A pep talk on revision! After doing three rounds of NaNoWriMo where I would continually fall off between 15,000 and 30,000 words, I was able to validate my first complete NaNo-novel this past November. Writing a novel from scratch (or from the Post-It notes stuck to your desk) is something I only recently learned how to do. But revision, yes, that is something I can speak to.

Remember that inner editor you stifled sometime around late October? Well, she’s back. And when you let out your inner editor, it can feel like setting the dogs on your own writing. You look at what you’ve written, the work you were so proud of, the characters you’ve coddled, the plot points that got you excited about writing in the first place, and suddenly… everything seems awful.

“Everything?” your inner writer asks.

“Yes, everything,” your inner editor says, with a sweep of her red pen.

Your writer sticks her fingers in her ears and goes, “La la la.” She wants to curl up into a ball of shame until next November.

Relax! This is all perfectly normal. It’s what happens when you send your editor away on an extended vacation so you can write with the utmost freedom and abandon. She comes back all scowly, because she’s been left out. The truth is, your editor is good, and she wants to collaborate. She just has a strong personality. Your writer is good, too, and wants to improve. She’s just a little sensitive sometimes.

When it comes to revising your novel, it’s time for your inner writer and inner editor to make friends, or at least become good roommates. They don’t have to always agree (and in fact, they won’t), but they have to understand the importance of each others’ roles, and brainstorm ways to work together harmoniously.

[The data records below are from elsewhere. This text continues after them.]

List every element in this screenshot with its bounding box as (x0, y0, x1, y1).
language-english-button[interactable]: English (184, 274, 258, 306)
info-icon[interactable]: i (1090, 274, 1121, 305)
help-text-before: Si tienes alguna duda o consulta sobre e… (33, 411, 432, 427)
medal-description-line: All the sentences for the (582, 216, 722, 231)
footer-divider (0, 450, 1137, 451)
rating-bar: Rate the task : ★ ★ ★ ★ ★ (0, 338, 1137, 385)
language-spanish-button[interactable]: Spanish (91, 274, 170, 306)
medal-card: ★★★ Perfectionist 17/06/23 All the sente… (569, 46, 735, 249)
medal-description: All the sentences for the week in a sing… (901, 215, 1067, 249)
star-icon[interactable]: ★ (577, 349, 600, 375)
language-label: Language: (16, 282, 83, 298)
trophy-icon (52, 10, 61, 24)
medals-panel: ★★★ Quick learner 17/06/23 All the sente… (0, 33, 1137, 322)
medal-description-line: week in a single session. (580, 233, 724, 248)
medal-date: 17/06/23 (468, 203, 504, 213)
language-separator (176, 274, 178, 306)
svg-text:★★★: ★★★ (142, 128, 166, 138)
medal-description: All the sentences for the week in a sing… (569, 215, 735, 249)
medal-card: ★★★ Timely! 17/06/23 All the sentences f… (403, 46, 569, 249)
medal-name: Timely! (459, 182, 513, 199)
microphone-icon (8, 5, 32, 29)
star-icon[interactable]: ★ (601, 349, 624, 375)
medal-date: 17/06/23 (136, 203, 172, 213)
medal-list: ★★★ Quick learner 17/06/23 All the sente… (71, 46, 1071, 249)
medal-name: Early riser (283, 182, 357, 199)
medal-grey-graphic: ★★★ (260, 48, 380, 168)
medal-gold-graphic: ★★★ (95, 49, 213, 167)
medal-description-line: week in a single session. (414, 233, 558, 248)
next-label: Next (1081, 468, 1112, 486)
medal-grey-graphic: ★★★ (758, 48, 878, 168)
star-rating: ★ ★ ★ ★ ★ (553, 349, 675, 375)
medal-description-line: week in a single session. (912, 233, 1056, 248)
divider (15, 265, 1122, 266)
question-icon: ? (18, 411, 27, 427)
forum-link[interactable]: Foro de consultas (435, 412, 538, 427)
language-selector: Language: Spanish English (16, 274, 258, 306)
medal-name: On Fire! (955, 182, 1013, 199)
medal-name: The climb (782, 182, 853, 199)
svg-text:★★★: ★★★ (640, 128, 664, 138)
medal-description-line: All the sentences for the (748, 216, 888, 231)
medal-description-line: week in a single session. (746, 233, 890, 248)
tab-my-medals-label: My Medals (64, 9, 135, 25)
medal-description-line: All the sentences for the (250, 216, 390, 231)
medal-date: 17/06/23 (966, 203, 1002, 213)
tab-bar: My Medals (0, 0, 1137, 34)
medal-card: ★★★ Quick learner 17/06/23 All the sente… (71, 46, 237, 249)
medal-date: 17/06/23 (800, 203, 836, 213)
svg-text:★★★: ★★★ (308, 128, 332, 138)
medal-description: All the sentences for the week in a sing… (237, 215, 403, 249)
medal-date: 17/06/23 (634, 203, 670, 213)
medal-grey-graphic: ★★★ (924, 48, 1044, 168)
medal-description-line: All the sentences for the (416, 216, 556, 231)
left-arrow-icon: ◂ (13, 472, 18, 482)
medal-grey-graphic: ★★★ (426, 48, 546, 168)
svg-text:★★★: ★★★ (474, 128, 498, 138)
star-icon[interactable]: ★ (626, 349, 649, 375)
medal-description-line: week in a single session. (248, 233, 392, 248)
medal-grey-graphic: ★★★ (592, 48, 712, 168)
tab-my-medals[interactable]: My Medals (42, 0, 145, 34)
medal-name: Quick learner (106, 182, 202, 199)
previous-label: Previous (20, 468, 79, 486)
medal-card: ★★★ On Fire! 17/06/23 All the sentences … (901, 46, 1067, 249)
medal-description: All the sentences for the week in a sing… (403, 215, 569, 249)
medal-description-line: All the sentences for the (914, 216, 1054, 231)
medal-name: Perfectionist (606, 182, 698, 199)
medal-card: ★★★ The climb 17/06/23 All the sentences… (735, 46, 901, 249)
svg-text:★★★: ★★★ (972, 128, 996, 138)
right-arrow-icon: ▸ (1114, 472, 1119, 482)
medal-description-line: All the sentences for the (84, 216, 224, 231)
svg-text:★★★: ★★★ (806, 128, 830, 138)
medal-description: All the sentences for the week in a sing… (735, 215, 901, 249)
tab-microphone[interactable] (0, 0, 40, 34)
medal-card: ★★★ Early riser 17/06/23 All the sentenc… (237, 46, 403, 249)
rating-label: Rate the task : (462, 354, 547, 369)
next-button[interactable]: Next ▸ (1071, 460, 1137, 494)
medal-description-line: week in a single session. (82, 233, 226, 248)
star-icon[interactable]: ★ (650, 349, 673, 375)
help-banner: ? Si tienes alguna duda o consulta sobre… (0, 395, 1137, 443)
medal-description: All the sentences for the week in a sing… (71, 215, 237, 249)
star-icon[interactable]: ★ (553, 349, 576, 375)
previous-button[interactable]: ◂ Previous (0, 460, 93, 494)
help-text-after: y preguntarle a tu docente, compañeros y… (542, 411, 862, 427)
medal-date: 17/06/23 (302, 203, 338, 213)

Here is one way: I had a teacher once tell me that revision is recursive. That means it’s spiral-shaped, like a Slinky. You edit some, go back and read it, edit some more, continue reading onward, go back and cut out a character, keep reading. It’s shaping your story into the story that you actually intend it to be, just a little at a time—chapter by chapter and paragraph by paragraph.

My teacher also compared the process to carving a statue: chipping away at the edges, slowly seeing the outline emerge from that block of marble. And that’s a nice thought. But for me, there’s very little difference between the two. Revision, in its own way, has always just felt a lot like writing.

And we all know us Wrimos know how to do that.